AMOR have been able to achieve a lot during the years they have been active. They have started recycling in several cities in Mozambique, created jobs, and increased the possibilities for marginalized groups. All this cannot have been easy, I assume, and when I continue talking with Mr. Temperman I feel I have to ask him if it has been so smooth as it might appear.
What are AMOR’s challenges?
“Money. That is always the most difficult, financing the operations and creating a successful business model,” Mr. Temperman says. “In the start, no one believed we could go to such a poor country as Mozambique and make recycling work. So, it was hard to get start-up capital, both from investors and the donor community. They did not believe in the idea, but some years later we had transformed waste dumps and given more than a thousand families the possibility to live on recycling. Another difficulty is the fluctuating oil prices since they affect the interest in buying recycled materials. It is also challenging to reach people and make them understand why it is important to recycle and take care of nature. It takes time to build trust in communities and get the name out there.”
The future of AMOR
Before our conversation wound down, I had to ask about the future of AMOR.
“We are working actively to improve the legal frameworks for recycling. One possible way forward that is discussed here is to make it obligatory to recycle,” Mr Temperman says. “We are also looking into ways of including ICT in recycling; we think that it can, for example, be an effective tool in the evaluation of private sector initiatives in the waste management sector and improve consumer involvement. Another idea we are working on is reverse logistics. Many trucks go to the north with equipment and goods but come back empty. Our idea is that they could bring back recyclable materials and waste. This would be a multiple gain since transport companies get paid both ways, the recycling industry gets materials transported to the south and local communities in the north get rid of their waste. Not to mention the reduced greenhouse gas emissions since less transports are needed. Finally, we hope to increase the number of pickup clients and expand the coverage of recycling units.”
Waste Collection in an App
The municipality is also taking action to improve waste management. A law introduced in 2016 that made it illegal to give away plastic bags for free gave good results. They are now using ICT to have direct communication with citizens on where there are waste problems. Residents can download the MOPA app or gain access via the Internet (http://www.mopa.co.mz/). In the app, citizens of Maputo can take a picture of waste collection problems such as an overfilled bin and mark it in the map. The municipality sees the problem and sends out a team to fix it. The app user can follow the status of the problem from reported to fixed.
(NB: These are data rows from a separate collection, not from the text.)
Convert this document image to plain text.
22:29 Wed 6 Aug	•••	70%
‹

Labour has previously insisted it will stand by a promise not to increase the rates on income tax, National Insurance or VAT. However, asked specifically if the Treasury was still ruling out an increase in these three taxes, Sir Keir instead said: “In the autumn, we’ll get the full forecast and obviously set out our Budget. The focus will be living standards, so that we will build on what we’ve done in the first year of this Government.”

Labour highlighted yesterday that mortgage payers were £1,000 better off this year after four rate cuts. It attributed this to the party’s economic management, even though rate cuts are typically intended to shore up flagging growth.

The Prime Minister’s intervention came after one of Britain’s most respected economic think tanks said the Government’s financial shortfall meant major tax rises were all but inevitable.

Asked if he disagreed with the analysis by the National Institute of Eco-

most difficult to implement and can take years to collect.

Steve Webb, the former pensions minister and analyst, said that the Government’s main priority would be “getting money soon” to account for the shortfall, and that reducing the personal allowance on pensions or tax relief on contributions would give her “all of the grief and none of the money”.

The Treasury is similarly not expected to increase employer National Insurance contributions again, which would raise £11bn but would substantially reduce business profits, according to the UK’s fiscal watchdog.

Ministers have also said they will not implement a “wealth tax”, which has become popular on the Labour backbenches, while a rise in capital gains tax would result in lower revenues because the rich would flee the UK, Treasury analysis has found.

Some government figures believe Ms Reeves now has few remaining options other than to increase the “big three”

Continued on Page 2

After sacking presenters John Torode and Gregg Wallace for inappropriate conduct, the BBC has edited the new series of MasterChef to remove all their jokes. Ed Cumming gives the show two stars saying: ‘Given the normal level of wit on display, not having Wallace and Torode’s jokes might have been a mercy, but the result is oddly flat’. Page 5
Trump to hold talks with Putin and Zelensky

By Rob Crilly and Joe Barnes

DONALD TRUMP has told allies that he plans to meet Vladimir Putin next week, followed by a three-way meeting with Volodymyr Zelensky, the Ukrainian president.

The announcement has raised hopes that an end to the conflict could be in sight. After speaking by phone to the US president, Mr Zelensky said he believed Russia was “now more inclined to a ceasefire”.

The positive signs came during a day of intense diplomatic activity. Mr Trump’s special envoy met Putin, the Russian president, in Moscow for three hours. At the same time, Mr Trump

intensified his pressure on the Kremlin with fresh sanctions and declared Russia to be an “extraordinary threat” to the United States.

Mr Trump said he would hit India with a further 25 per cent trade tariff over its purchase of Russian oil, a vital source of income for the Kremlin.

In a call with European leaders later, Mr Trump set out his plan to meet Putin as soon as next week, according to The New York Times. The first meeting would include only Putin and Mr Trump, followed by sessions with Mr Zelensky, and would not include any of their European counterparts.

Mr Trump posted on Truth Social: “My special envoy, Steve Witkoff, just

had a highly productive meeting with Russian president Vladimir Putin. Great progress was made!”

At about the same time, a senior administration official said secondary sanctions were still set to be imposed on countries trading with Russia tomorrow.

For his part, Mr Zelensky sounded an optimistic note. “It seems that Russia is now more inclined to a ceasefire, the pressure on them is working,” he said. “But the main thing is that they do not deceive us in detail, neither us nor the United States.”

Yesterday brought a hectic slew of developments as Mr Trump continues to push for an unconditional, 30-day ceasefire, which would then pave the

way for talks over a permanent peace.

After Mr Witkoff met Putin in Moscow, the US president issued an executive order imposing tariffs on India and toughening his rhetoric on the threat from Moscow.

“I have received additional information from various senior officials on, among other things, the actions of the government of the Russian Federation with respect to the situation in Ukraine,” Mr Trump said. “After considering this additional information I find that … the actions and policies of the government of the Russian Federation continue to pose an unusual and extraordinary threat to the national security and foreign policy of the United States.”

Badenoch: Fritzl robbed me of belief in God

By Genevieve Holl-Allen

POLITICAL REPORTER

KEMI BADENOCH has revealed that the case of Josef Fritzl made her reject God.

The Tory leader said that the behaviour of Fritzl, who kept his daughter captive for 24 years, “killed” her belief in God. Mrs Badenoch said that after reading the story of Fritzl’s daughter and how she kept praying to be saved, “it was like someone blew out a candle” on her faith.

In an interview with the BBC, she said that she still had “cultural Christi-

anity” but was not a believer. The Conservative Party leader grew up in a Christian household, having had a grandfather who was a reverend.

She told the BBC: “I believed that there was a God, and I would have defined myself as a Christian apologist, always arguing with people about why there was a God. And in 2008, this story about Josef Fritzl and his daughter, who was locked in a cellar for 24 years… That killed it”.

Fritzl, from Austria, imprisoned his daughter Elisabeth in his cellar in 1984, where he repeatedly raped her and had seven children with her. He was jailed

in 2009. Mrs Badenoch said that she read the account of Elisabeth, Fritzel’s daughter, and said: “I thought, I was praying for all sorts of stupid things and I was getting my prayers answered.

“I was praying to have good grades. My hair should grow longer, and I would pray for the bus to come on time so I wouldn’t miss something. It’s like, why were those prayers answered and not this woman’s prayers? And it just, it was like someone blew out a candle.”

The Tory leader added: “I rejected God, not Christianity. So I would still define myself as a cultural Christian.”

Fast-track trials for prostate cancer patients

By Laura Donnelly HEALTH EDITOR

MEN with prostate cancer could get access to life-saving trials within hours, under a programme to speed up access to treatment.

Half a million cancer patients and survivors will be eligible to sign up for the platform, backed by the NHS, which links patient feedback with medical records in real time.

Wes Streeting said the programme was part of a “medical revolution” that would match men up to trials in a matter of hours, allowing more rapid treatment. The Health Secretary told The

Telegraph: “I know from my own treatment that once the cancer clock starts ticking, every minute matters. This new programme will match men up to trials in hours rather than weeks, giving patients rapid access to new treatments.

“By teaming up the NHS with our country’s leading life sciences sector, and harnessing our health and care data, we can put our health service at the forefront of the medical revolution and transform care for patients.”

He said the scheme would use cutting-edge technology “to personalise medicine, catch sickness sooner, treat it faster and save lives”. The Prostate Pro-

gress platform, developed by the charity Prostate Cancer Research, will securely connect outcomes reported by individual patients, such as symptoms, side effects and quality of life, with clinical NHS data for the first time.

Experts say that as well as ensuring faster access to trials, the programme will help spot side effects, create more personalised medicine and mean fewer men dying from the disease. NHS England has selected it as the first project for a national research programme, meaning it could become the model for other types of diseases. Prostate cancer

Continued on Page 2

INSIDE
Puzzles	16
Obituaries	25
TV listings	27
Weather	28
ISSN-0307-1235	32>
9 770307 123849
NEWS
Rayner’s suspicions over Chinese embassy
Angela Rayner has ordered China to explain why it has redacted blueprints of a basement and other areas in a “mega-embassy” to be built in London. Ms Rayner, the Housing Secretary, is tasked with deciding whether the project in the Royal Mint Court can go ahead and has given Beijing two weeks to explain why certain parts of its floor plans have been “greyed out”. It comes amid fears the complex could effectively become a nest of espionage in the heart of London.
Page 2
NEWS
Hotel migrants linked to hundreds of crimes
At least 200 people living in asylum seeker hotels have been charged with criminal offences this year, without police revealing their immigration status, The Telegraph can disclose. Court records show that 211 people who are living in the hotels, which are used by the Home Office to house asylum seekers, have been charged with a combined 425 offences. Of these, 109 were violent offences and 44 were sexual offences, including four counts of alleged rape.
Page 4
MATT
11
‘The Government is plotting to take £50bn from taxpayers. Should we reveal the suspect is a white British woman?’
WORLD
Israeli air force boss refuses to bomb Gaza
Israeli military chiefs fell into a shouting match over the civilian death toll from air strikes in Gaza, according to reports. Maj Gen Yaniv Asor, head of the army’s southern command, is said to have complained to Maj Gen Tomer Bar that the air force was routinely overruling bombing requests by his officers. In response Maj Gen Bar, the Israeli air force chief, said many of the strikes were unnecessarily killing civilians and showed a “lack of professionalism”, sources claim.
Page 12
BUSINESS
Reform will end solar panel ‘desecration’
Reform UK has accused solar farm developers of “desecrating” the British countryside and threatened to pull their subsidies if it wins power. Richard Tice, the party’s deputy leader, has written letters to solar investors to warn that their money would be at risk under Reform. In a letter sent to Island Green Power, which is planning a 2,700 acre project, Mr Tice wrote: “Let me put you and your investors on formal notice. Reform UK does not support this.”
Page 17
Even though MOPA has not reached its full potential and can only be a part of reducing waste problems in Maputo, the concept of involving citizens and investing in systems to improve the use and evaluation of waste management services is a step in the right direction. Hopefully it can be an inspiration for other cities. Despite the big negative impact insufficient waste management has on communities, it is rarely prioritized by authorities.
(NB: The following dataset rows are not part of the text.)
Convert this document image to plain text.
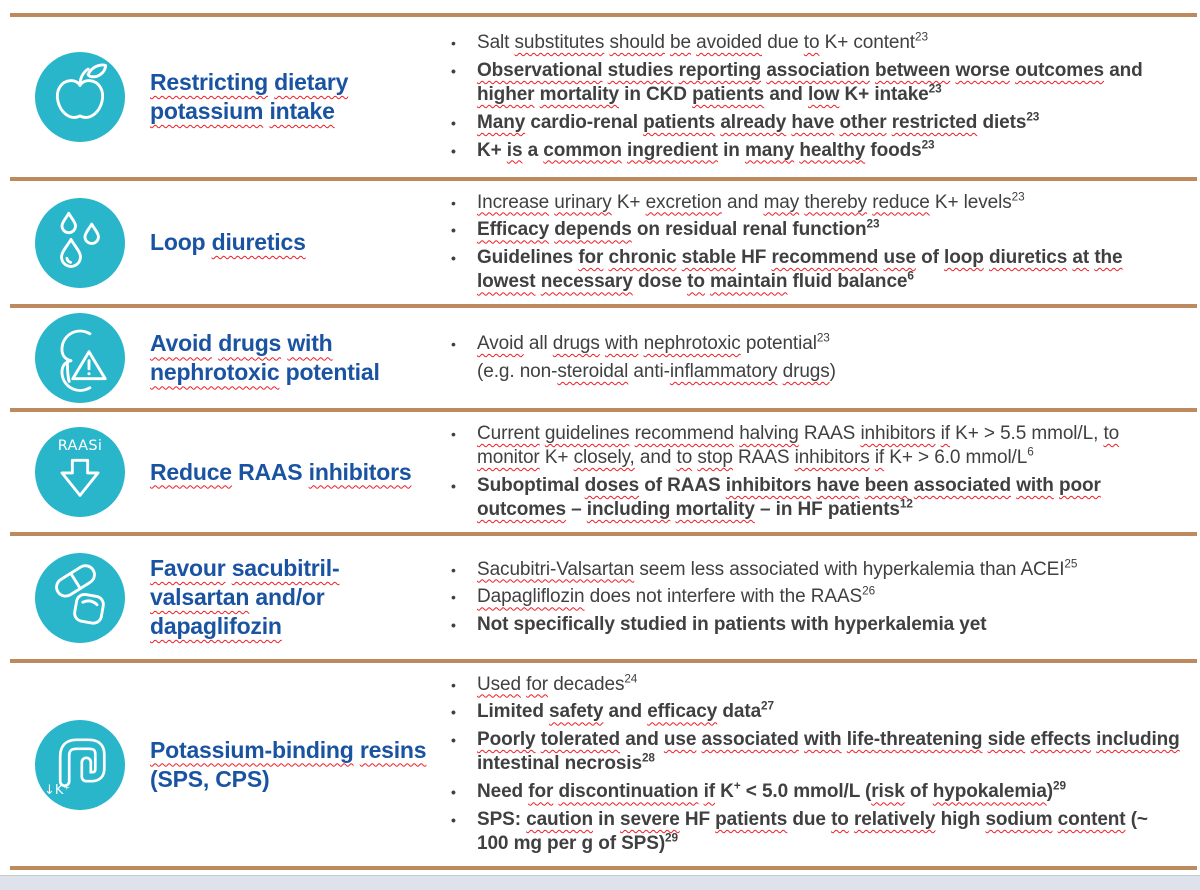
Restricting dietary potassium intake
•	Salt substitutes should be avoided due to K+ content$^{23}$
•	Observational studies reporting association between worse outcomes and higher mortality in CKD patients and low K+ intake$^{23}$
•	Many cardio-renal patients already have other restricted diets$^{23}$
•	K+ is a common ingredient in many healthy foods$^{23}$
Loop diuretics
•	Increase urinary K+ excretion and may thereby reduce K+ levels$^{23}$
•	Efficacy depends on residual renal function$^{23}$
•	Guidelines for chronic stable HF recommend use of loop diuretics at the lowest necessary dose to maintain fluid balance$^6$
Avoid drugs with nephrotoxic potential
•	Avoid all drugs with nephrotoxic potential$^{23}$
(e.g. non-steroidal anti-inflammatory drugs)
RAASi
Reduce RAAS inhibitors
•	Current guidelines recommend halving RAAS inhibitors if K+ > 5.5 mmol/L, to monitor K+ closely, and to stop RAAS inhibitors if K+ > 6.0 mmol/$L^6$
•	Suboptimal doses of RAAS inhibitors have been associated with poor outcomes – including mortality – in HF patients$^{12}$
Favour sacubitril-valsartan and/or dapaglifozin
•	Sacubitri-Valsartan seem less associated with hyperkalemia than ACEI$^{25}$
•	Dapagliflozin does not interfere with the RAAS$^{26}$
•	Not specifically studied in patients with hyperkalemia yet
↓K⁺
Potassium-binding resins (SPS, CPS)
•	Used for decades$^{24}$
•	Limited safety and efficacy data$^{27}$
•	Poorly tolerated and use associated with life-threatening side effects including intestinal necrosis$^{28}$
•	Need for discontinuation if K+ < 5.0 mmol/L (risk of hypokalemia)$^{29}$
•	SPS: caution in severe HF patients due to relatively high sodium content (~ 100 mg per g of SPS)$^{29}$
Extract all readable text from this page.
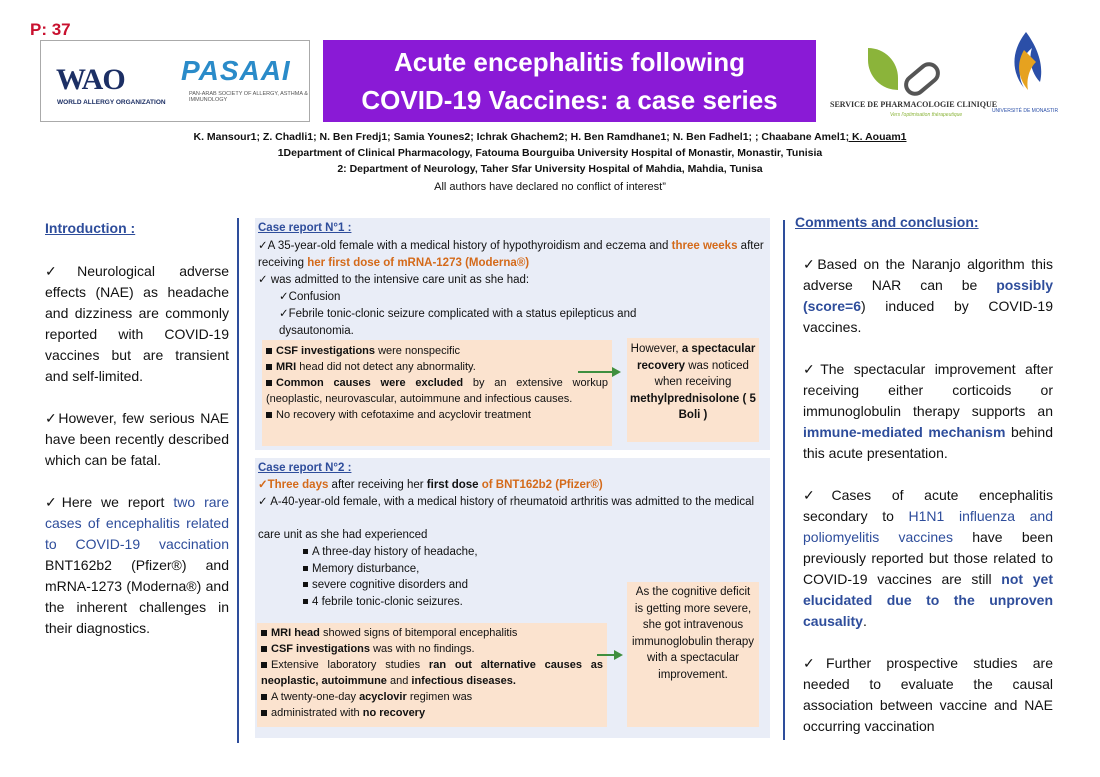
P: 37
WAO
WORLD ALLERGY ORGANIZATION
PASAAI
PAN-ARAB SOCIETY OF ALLERGY, ASTHMA & IMMUNOLOGY
Acute encephalitis following
COVID-19 Vaccines: a case series	SERVICE DE PHARMACOLOGIE CLINIQUE
Vers l'optimisation thérapeutique
UNIVERSITÉ DE MONASTIR
K. Mansour1; Z. Chadli1; N. Ben Fredj1; Samia Younes2; Ichrak Ghachem2; H. Ben Ramdhane1; N. Ben Fadhel1; ; Chaabane Amel1; K. Aouam1
1Department of Clinical Pharmacology, Fatouma Bourguiba University Hospital of Monastir, Monastir, Tunisia
2: Department of Neurology, Taher Sfar University Hospital of Mahdia, Mahdia, Tunisa
All authors have declared no conflict of interest”
Introduction :

✓Neurological adverse effects (NAE) as headache and dizziness are commonly reported with COVID-19 vaccines but are transient and self-limited.

✓However, few serious NAE have been recently described which can be fatal.

✓Here we report two rare cases of encephalitis related to COVID-19 vaccination BNT162b2 (Pfizer®) and mRNA-1273 (Moderna®) and the inherent challenges in their diagnostics.

Case report N°1 :
✓A 35-year-old female with a medical history of hypothyroidism and eczema and three weeks after receiving her first dose of mRNA-1273 (Moderna®)
✓ was admitted to the intensive care unit as she had:
✓Confusion
✓Febrile tonic-clonic seizure complicated with a status epilepticus and dysautonomia.
CSF investigations were nonspecific
MRI head did not detect any abnormality.
Common causes were excluded by an extensive workup (neoplastic, neurovascular, autoimmune and infectious causes.
No recovery with cefotaxime and acyclovir treatment
However, a spectacular recovery was noticed when receiving methylprednisolone ( 5 Boli )
Case report N°2 :
✓Three days after receiving her first dose of BNT162b2 (Pfizer®)
✓ A-40-year-old female, with a medical history of rheumatoid arthritis was admitted to the medical
care unit as she had experienced
A three-day history of headache,
Memory disturbance,
severe cognitive disorders and
4 febrile tonic-clonic seizures.
MRI head showed signs of bitemporal encephalitis
CSF investigations was with no findings.
Extensive laboratory studies ran out alternative causes as neoplastic, autoimmune and infectious diseases.
A twenty-one-day acyclovir regimen was
administrated with no recovery
As the cognitive deficit is getting more severe, she got intravenous immunoglobulin therapy with a spectacular improvement.
Comments and conclusion:

✓Based on the Naranjo algorithm this adverse NAR can be possibly (score=6) induced by COVID-19 vaccines.

✓The spectacular improvement after receiving either corticoids or immunoglobulin therapy supports an immune-mediated mechanism behind this acute presentation.

✓Cases of acute encephalitis secondary to H1N1 influenza and poliomyelitis vaccines have been previously reported but those related to COVID-19 vaccines are still not yet elucidated due to the unproven causality.

✓Further prospective studies are needed to evaluate the causal association between vaccine and NAE occurring vaccination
Walking around in Maputo it is clear that, as in many other towns, there is space for improvement in how waste is managed, both by individuals and by the municipality. During my time in Maputo it has also become clear to me that there is a lot of work going on to change things for the better. Waste management is a global challenge. But with good initiatives using new technology and skilled people there will be progress. Add love and big things can happen.